A savings account is a deposit you hold at a licensed bank or savings and loans company. Your money is liquid — you can withdraw anytime — and the bank pays you interest, typically between 8% and 15% per year depending on the institution and account type. Some premium accounts go higher, but the majority of basic savings accounts cluster at the lower end of that range.

The Returns Gap is Real

At 27% annualised, a 91-day T-bill on GHS 1,000 earns you roughly GHS 67 in interest over three months. A savings account at 10% pays about GHS 25 over the same period. That GHS 42 difference doesn't sound life-changing on GHS 1,000, but it scales. On GHS 10,000 the gap is GHS 420 per quarter. Over a year that's GHS 1,700 more in your pocket — just from choosing the right instrument.

The Liquidity Trade-Off

Here is where savings accounts win back ground. Your money in a savings account is available whenever you need it — today, right now, at 2am via mobile banking. T-bills are locked until maturity. If something comes up mid-way, you can sell your T-bill on the secondary market or request early liquidation from your broker, but you'll typically receive a reduced rate and it takes a few business days to process. For your emergency fund, that delay matters.

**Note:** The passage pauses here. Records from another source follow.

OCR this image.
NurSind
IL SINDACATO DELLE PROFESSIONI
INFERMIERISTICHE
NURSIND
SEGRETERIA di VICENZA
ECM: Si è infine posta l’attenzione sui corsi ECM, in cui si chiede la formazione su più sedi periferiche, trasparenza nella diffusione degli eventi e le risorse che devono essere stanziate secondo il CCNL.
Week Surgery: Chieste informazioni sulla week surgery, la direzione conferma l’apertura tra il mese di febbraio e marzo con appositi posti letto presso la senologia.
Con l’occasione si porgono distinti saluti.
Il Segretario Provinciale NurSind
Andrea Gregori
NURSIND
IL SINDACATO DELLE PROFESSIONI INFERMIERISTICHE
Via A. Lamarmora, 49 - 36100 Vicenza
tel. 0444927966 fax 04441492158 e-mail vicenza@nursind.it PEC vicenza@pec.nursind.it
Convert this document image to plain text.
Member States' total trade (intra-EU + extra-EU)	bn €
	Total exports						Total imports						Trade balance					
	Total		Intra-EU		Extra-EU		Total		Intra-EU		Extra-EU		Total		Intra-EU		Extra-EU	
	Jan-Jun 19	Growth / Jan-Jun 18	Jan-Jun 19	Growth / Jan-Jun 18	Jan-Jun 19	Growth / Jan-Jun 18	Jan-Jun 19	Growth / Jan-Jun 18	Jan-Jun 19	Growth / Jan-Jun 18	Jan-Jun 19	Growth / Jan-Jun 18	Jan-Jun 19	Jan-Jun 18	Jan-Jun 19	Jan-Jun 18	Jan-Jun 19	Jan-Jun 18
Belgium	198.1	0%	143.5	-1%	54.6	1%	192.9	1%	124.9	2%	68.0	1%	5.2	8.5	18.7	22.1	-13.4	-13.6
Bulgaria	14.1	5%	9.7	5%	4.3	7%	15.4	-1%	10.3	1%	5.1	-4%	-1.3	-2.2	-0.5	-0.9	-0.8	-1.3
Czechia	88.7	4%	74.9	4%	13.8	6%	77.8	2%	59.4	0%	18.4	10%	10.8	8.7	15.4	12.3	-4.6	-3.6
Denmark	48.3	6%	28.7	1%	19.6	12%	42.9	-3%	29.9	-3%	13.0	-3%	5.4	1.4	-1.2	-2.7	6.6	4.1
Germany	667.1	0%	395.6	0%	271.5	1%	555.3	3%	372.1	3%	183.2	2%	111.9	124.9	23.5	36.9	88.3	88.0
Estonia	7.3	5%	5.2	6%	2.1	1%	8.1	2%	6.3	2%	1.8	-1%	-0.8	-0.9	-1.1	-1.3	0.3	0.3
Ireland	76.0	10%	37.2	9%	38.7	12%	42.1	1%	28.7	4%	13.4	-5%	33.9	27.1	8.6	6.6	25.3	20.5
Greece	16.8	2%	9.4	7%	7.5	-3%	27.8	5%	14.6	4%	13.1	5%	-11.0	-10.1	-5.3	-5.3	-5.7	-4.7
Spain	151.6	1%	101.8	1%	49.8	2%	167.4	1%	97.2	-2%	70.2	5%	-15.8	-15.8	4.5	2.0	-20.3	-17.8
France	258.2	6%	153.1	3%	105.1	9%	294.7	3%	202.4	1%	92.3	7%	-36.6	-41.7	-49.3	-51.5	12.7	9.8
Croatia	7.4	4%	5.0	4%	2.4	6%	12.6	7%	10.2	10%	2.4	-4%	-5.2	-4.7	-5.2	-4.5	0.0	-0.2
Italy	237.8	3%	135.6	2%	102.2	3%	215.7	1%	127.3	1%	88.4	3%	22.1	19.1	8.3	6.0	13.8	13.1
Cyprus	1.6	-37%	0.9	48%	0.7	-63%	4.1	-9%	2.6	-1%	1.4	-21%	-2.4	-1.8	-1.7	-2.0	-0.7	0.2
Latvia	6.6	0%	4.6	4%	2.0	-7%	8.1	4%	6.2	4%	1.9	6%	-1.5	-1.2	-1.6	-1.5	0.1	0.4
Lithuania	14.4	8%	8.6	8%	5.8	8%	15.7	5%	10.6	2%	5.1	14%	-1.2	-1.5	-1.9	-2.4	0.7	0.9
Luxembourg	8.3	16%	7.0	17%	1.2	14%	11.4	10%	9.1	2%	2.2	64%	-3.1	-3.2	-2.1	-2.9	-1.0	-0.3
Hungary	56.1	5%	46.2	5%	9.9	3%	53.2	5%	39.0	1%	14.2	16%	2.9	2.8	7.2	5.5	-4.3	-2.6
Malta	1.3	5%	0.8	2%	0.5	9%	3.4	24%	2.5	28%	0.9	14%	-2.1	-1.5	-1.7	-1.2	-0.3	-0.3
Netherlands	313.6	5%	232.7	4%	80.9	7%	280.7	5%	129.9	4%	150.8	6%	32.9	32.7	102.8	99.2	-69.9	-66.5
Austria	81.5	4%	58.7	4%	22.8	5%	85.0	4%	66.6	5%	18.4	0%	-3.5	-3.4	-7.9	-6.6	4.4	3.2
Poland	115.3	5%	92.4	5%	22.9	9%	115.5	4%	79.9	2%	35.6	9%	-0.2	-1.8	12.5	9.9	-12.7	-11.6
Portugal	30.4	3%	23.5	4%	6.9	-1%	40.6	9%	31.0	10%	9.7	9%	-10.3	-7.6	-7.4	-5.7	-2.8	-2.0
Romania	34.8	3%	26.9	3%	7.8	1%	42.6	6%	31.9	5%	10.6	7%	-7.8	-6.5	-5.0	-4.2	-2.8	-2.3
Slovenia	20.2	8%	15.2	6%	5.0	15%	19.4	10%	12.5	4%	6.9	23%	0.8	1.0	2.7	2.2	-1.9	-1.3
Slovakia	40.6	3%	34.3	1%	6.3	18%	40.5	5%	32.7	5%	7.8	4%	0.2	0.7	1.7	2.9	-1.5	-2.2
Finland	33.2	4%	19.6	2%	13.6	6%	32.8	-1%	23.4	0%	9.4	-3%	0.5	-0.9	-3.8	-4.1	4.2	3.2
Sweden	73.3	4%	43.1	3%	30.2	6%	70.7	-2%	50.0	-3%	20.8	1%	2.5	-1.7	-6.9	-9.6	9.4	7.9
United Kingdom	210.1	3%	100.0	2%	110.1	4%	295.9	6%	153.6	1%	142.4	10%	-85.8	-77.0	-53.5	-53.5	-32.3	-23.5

Risk: Both Are Low, But Different

T-bills carry sovereign risk — the risk that the Government of Ghana defaults. In practice, Ghana has never defaulted on local-currency T-bills, and the 2023 DDEP only restructured longer-dated bonds, not 91-day bills. Savings accounts carry the credit risk of the individual bank, partly cushioned by the GHS 50,000 deposit protection from the Ghana Deposit Protection Corporation. Both are low risk. Neither is zero risk.

Minimum Investment

Most bank savings accounts have no minimum or a very small one (GHS 10–50). T-bills through a bank or licensed SEC broker typically have a minimum of GHS 100–500, though some platforms have brought this down. Check your broker's terms.

So Where Should Your GHS 1,000 Go?

The honest answer depends on what you're saving for:

  • Emergency fund — keep it in a savings account. Liquidity beats rate when life happens.

  • Saving for something 3–12 months away — T-bills are the obvious choice. You know the date, you know the return.

  • Unsure when you'll need it — split it. Three months of expenses in savings, the rest in 91-day bills you roll over every quarter.

The government's interest rate is a tool available to every Ghanaian with a bank account. There's no secret club. You just have to open the door.